President Netumbo Nandi-Ndaitwah will lead the Namibian delegation to the conference.
Namibia is gearing up strategically for COP30 in Belém, Brazil, with a focus on organisation, clear agenda-setting and effective representation.
The team is set to address complex questions about Namibia's evolving climate policies, including the integration of oil and gas development into the third Nationally Determined Contribution, anticipating scrutiny of emissions and mitigation plans.
Namibia's approach to COP30 is to harness the institutional frameworks developed over the past decade, such as the Green Climate Fund and the Adaptation Fund, and leverage them to improve practical outcomes.
Petrus Muteyauli, the Head of Multilateral Environmental Agreements at the Ministry of Environment, Forestry and Tourism (MEFT), said, "We'll of course finalise modalities about matters on loss and damage, especially the Loss and Damage Fund, which is supposed to help developing countries to cope with damages and losses associated with climate change impacts. We will also be finalising matters pertaining to climate finance, the roadmap to mobilise the N$1.3 trillion by 2025 and beyond to help developing countries cope with the adverse impacts of climate change. Of course, there are also pending issues when it comes to adaptation. We set ourselves an adaptation goal, and there have to be some indicators that are being developed. There were over 4,000 indicators, but now we have streamlined them to just below a thousand."

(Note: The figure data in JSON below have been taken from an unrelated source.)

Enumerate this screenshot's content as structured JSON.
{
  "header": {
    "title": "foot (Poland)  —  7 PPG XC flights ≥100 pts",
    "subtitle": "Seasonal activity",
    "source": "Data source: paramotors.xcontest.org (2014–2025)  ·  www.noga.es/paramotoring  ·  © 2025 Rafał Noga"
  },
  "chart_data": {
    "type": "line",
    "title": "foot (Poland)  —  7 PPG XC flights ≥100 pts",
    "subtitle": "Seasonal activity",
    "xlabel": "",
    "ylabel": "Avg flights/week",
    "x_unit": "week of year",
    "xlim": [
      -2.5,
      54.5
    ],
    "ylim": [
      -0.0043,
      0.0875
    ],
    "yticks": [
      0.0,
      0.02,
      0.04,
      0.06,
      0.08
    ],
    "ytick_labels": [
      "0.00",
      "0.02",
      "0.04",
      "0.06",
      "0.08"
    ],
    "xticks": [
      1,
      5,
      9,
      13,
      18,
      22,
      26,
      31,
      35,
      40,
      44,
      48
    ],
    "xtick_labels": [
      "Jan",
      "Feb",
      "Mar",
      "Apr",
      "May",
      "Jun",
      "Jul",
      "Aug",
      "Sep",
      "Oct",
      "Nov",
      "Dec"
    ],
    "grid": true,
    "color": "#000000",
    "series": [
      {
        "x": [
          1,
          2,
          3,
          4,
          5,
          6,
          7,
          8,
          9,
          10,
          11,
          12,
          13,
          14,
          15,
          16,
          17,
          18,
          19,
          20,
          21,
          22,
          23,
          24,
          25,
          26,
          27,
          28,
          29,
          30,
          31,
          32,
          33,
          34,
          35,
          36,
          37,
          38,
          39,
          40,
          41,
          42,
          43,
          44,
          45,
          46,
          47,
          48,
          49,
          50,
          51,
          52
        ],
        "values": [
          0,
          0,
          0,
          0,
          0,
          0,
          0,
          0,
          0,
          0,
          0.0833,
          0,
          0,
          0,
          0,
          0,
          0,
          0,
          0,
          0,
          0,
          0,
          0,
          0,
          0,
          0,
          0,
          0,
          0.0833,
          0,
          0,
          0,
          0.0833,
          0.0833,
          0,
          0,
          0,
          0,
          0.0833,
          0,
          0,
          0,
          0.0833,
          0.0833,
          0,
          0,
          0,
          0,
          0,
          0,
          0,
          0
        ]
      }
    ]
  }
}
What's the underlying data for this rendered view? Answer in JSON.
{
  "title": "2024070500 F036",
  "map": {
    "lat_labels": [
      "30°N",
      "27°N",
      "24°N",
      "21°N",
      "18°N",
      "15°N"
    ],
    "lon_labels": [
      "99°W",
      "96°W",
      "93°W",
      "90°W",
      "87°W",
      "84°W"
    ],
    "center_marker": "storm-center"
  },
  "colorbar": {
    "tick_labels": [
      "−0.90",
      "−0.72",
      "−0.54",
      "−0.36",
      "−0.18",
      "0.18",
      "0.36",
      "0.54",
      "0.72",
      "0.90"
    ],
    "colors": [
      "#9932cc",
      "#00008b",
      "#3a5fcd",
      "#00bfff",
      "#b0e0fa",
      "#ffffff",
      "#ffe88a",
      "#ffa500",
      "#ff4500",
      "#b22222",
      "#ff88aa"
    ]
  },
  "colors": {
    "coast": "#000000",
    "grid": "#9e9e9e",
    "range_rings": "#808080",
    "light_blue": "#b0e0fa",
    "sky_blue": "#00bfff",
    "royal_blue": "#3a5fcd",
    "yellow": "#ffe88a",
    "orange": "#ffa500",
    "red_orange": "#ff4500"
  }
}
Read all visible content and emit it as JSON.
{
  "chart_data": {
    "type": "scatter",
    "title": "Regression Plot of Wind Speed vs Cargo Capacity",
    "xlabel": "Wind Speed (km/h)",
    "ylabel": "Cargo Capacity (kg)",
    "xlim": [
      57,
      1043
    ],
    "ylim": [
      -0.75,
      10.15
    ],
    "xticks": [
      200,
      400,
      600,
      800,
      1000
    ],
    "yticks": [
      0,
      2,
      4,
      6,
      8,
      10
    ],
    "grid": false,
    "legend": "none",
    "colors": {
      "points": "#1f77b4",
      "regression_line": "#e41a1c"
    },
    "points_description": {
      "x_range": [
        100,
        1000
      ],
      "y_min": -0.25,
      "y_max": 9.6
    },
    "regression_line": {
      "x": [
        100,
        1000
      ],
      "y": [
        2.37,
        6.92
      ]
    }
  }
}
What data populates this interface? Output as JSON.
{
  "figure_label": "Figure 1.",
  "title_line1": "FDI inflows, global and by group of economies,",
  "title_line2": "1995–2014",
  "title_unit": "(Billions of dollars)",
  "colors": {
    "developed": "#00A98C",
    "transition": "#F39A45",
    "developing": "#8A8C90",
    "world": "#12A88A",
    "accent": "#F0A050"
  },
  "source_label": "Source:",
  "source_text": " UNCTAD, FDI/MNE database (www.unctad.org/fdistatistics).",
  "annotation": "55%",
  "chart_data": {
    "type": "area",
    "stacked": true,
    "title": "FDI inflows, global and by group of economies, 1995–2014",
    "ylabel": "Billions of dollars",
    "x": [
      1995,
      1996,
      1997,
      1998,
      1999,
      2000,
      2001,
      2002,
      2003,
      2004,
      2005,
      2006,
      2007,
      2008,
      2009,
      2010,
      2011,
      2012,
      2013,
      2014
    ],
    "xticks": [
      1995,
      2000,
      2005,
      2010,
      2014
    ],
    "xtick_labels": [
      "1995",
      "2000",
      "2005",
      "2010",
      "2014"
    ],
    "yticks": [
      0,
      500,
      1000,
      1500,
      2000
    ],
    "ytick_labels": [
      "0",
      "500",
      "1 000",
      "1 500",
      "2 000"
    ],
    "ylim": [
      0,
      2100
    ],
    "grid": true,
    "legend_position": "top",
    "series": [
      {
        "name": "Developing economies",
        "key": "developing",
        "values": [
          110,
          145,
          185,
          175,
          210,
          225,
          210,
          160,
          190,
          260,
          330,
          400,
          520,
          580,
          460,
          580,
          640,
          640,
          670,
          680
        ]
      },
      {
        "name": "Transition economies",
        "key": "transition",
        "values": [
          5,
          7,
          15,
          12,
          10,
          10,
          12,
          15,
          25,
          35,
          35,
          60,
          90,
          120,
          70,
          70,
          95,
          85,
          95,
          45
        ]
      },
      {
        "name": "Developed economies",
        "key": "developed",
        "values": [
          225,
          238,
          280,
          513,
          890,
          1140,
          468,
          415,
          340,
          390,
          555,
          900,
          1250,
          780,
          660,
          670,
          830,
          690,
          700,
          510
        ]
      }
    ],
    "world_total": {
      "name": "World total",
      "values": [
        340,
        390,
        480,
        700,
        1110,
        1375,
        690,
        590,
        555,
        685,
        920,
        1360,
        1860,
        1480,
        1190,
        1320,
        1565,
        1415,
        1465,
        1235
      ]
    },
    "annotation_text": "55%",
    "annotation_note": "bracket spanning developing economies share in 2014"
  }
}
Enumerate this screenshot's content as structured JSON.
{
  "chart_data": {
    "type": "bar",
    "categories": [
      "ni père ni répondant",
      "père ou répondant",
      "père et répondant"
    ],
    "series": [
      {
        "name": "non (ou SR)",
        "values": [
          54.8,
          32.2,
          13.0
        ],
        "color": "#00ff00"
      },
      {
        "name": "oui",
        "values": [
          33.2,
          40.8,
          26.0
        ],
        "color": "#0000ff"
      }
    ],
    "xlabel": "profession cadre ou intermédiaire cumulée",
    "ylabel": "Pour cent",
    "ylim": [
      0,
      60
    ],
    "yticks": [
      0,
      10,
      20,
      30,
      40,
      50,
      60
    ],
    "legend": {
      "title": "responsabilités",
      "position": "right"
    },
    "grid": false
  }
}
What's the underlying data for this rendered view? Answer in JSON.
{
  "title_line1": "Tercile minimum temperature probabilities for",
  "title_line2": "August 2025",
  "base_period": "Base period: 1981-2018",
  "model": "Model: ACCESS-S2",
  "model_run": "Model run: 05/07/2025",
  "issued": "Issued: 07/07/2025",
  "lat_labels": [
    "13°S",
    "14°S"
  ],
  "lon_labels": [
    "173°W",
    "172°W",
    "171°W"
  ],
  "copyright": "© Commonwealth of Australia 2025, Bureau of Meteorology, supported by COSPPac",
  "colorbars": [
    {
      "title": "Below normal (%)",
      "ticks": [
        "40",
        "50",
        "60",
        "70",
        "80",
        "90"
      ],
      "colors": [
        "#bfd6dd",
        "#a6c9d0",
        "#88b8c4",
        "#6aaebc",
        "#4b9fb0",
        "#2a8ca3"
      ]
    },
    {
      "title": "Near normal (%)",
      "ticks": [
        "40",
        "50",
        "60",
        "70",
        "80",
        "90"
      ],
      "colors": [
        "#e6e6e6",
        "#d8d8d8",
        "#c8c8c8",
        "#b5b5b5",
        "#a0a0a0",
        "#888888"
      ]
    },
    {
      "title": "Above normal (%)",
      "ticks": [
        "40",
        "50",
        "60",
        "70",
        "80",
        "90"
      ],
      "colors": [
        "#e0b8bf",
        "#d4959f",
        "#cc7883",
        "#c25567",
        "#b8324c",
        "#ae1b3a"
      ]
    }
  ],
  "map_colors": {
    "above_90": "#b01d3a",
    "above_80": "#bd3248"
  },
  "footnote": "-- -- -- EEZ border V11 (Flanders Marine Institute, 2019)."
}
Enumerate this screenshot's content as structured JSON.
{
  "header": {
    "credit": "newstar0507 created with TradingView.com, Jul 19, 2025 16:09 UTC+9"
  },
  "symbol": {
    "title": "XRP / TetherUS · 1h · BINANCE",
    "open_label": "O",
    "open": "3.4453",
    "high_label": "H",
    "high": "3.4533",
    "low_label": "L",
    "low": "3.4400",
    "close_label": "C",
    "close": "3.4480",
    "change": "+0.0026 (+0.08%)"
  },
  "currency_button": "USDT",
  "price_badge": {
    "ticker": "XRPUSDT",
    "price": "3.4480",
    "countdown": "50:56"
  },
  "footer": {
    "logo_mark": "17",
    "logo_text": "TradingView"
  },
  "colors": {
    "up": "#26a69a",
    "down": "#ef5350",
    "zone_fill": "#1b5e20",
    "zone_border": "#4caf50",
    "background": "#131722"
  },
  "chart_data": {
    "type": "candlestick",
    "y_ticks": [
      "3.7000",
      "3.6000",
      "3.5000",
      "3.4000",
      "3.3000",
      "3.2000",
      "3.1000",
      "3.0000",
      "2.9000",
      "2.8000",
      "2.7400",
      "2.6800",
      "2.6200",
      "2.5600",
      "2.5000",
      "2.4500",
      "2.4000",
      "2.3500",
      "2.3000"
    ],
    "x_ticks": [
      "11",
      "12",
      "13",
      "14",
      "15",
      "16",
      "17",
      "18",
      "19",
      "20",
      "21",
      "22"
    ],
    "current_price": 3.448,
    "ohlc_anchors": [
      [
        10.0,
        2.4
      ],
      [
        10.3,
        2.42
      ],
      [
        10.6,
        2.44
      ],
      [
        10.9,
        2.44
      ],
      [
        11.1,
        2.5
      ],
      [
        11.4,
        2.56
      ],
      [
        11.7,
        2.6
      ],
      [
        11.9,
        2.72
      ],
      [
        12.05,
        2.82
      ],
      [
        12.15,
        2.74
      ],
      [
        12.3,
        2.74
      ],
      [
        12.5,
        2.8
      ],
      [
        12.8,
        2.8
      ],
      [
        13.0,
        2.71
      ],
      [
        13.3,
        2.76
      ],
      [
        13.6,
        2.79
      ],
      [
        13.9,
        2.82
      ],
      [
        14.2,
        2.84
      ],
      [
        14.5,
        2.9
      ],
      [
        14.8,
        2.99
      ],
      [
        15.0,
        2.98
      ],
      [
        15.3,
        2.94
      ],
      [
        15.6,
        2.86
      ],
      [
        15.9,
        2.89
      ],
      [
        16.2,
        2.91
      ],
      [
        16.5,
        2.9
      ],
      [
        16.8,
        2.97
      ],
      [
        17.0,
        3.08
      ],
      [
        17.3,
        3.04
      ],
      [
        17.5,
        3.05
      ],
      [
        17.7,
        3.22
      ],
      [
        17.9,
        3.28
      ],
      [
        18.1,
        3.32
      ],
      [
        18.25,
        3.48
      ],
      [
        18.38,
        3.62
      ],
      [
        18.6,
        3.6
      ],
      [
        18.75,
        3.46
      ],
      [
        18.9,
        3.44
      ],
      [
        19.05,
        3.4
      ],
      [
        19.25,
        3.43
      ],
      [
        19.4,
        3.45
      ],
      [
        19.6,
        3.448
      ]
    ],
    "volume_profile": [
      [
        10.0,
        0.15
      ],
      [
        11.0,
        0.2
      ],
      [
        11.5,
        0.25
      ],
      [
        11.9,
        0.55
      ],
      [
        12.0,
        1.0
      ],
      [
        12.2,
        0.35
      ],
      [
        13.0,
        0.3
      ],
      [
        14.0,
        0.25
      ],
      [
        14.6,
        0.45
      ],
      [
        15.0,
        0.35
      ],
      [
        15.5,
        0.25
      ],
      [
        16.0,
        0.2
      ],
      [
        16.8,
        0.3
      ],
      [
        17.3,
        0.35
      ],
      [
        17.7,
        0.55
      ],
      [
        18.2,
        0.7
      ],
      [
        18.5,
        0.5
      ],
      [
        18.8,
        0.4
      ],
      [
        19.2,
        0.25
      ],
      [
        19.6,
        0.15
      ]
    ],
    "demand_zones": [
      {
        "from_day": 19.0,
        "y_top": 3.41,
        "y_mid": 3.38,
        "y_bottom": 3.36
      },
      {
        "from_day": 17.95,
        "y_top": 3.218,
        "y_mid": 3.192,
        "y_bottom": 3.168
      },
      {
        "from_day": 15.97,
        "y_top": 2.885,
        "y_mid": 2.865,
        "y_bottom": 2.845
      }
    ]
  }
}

Environmental Commissioner Timoteus Mufeti explained that "In the (third Nationally Determined Contributions) NDC3, which we are now starting to prepare, we are going to put NGC3 – I mean the oil and gas – in that report. So you will find people asking Namibia, You say you are committing to this, and now you are going to produce oil and gas. How is your emission going to be, and how are you going to manage it?"
The conference is scheduled to take place from November 10 to 21, marking a key milestone roughly a decade after the adoption of the Paris Agreement.